What Does Our Delay Say About Career Development and Mental Health?
It’s been so long that we have posted anything that you may have forgotten you’ve subscribed to our blog on career development and mental health. We hope you are well and have coped as best you can with the many concerns accompanying the pandemic.
We are currently working on a process to help us be more consistent about posting. We started by reminding ourselves that every decision is a career decision. We’re now self-administering a micro-career development intervention involving:
- intention clarification (what do we really want these posts to achieve? what goals should we create?),
- habit formation (how can we remove the choice to do something else, like listening to interviews with great guitarists or watching videos of Samoyed puppies, from the blogging endeavour? how do we use our “rational” selves to override our “impulsive” selves?),
- expectation management (how good is good enough? what sacrifices to other goals will we make if our expectations are too high for this goal?),
- productivity (how can we best get this work done? how can we be efficient and still find enjoyment and meaning in the endeavour?), and
- collaboration management (how do we know when to get our heads together and when to get our individual heads down to work?).

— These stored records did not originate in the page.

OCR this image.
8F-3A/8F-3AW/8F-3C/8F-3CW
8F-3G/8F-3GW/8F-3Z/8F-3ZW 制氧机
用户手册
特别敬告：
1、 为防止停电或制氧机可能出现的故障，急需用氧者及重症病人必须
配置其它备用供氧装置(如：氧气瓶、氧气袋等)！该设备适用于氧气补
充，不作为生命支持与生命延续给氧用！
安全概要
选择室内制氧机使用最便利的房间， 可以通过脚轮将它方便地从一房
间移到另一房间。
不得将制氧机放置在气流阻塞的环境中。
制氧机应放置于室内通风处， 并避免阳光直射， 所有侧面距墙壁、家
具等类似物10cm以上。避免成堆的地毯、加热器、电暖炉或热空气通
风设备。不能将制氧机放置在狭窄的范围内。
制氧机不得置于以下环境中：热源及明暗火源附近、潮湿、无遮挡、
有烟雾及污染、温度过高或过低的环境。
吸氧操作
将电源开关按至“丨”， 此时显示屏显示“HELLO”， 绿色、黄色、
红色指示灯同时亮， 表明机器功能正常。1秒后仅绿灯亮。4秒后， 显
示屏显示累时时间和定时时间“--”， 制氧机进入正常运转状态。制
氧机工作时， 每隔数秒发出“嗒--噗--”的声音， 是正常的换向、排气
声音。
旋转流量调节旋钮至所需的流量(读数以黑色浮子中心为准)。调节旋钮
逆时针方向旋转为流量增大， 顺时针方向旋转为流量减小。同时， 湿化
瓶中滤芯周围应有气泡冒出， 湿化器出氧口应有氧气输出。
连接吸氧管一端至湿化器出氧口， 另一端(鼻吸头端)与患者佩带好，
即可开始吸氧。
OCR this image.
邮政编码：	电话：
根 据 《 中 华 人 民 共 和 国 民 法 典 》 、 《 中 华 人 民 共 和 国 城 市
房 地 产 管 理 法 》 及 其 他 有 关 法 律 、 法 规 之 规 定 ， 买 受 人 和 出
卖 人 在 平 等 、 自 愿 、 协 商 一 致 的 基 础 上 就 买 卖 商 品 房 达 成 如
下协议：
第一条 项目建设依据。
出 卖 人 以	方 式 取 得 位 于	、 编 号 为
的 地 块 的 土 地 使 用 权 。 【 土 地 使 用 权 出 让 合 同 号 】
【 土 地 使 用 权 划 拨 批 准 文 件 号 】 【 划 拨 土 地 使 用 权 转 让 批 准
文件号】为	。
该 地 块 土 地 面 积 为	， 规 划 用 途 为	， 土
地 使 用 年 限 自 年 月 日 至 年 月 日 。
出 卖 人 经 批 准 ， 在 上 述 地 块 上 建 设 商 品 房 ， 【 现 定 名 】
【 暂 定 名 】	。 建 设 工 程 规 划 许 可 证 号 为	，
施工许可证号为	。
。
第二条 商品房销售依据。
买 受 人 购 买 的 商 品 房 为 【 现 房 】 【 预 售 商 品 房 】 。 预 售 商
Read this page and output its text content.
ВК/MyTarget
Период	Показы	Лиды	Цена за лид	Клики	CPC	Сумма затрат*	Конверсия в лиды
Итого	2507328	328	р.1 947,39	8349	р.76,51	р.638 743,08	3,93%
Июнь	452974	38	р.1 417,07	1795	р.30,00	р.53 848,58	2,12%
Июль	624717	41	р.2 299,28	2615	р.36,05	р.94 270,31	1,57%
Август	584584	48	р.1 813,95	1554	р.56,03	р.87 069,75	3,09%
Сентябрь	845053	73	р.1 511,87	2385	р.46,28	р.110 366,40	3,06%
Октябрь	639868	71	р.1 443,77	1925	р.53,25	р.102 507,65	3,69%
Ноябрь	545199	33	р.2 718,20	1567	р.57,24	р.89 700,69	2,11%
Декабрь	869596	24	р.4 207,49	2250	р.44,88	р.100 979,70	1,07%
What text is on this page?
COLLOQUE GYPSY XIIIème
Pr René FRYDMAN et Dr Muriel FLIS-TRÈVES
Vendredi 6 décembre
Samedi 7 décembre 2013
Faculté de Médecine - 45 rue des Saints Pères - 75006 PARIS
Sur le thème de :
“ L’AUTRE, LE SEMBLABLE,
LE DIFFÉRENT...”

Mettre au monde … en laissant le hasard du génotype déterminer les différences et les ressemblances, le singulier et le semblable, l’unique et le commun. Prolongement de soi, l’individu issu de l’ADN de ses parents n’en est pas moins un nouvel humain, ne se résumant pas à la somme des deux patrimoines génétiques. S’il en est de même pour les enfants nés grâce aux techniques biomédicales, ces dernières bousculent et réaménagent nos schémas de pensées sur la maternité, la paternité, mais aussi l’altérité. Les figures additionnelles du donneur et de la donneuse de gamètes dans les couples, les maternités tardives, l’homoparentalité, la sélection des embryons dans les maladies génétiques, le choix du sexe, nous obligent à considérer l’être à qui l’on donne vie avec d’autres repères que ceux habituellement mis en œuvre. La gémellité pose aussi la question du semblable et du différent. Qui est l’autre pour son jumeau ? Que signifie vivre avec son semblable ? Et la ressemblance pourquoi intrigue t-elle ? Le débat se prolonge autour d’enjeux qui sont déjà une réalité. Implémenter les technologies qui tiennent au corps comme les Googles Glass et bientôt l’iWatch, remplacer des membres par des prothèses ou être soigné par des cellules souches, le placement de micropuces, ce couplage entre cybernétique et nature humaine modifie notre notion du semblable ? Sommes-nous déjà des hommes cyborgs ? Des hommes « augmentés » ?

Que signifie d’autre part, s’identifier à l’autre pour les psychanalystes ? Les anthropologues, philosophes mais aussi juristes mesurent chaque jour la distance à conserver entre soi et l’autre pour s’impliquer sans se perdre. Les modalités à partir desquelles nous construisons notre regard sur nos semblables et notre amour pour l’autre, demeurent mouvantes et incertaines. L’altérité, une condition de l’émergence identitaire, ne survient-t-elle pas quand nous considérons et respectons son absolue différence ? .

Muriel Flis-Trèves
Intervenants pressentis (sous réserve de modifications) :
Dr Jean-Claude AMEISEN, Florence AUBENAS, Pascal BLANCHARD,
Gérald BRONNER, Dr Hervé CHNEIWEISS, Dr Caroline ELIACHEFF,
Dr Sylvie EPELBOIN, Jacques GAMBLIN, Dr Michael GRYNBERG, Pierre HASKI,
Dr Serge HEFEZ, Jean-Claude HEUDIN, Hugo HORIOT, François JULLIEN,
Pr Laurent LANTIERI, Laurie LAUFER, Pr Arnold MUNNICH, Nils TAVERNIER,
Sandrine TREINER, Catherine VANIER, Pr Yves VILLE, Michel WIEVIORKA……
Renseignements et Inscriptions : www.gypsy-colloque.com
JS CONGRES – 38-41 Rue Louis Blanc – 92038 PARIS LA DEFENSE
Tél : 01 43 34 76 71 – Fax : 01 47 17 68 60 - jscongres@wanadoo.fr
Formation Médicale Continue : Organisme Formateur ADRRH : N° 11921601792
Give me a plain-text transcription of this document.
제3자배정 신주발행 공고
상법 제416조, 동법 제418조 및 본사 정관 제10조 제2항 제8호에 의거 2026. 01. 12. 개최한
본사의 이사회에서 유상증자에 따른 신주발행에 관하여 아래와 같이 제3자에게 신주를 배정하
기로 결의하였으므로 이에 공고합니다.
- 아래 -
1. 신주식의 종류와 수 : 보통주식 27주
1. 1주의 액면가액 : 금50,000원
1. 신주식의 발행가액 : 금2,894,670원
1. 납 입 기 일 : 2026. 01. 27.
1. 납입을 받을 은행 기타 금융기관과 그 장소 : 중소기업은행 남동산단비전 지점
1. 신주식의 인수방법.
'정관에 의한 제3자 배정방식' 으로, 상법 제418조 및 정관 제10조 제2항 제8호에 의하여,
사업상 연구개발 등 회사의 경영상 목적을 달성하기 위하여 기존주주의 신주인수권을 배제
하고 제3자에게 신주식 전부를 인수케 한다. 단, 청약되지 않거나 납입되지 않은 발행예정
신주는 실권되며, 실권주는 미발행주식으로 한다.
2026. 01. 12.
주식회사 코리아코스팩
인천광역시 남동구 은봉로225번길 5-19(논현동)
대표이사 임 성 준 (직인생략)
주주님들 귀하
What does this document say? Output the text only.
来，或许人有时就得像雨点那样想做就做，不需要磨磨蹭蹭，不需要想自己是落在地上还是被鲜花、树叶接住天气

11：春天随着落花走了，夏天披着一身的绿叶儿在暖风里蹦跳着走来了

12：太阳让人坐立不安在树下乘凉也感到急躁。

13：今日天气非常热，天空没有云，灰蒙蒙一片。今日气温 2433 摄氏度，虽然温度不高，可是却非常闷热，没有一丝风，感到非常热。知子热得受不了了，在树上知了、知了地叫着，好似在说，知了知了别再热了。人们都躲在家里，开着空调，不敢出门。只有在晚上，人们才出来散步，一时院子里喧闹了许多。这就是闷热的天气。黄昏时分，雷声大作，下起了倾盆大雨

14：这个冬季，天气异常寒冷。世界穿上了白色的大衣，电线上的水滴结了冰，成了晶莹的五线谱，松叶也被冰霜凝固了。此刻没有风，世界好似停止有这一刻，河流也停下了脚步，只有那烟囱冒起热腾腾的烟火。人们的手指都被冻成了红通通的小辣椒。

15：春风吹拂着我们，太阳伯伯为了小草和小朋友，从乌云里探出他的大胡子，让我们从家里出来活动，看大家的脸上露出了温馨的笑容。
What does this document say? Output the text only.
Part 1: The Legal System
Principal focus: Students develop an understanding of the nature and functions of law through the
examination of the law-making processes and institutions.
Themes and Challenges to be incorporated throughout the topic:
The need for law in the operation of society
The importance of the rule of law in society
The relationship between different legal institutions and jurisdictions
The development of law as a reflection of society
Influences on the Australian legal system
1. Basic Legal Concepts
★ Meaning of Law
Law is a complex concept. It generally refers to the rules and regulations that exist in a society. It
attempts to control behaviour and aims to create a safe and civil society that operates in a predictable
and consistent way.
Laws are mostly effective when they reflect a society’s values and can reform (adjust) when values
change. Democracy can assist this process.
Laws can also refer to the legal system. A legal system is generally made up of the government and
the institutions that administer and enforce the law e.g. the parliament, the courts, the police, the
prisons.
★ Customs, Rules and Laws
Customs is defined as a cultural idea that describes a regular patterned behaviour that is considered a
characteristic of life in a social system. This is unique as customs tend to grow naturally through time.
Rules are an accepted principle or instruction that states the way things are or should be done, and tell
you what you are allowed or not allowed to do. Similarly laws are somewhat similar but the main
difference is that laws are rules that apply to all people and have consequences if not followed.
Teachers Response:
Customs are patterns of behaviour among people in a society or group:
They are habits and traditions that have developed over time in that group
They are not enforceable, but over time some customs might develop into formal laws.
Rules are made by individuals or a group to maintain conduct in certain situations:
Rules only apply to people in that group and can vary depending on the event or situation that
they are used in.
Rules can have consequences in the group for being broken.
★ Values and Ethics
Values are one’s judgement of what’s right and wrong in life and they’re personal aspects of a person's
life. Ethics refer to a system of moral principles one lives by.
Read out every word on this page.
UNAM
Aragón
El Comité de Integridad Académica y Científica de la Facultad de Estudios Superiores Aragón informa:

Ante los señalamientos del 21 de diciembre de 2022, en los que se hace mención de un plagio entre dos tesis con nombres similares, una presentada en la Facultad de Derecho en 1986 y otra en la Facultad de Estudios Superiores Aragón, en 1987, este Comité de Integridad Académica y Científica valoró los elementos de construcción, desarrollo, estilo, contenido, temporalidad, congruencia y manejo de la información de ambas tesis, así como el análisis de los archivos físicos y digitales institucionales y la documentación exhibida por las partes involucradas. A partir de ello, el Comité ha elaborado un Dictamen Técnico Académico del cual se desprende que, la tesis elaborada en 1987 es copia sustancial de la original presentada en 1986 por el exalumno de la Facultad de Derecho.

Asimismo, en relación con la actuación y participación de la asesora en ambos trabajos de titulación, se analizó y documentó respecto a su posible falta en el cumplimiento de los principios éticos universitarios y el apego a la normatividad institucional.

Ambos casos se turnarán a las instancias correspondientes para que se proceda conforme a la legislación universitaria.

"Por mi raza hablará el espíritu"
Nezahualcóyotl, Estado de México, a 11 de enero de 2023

You likely help your clients with these kinds of concerns every day. Career development work is often perceived as an endeavour of making “big” decisions, but the rubber hits the road with the decisions and actions undertaken right now. Our preferred futures, for example, may include stimulating thought and research regarding career development and mental health. We cannot decide that this will happen, however, no more than we can decide to be astronauts. All we can decide is a process, and all we can act on is the next step in the process. If writing a blog post is the next step, doing anything else risks diverting our progress.
Our delay in writing blog posts is a small example of the kinds of issues that arose during the pandemic. The shift to working from home has removed or disrupted structures provided by the workplace. Humans appear to need structure (for social psychologist Marie Jahoda, the first to theorize specifically about ideal mental health, “time structure” is a key requirement for mental health). Those who figured out how to create their own structures early in the pandemic were likely better off from a mental health perspective than those who did not. The “ability effects” of having ways and means to address structure as well as intentions, goals, expectations, productivity, and relationships are a result of career development processes, and they are helping people sustain their mental health in rough times.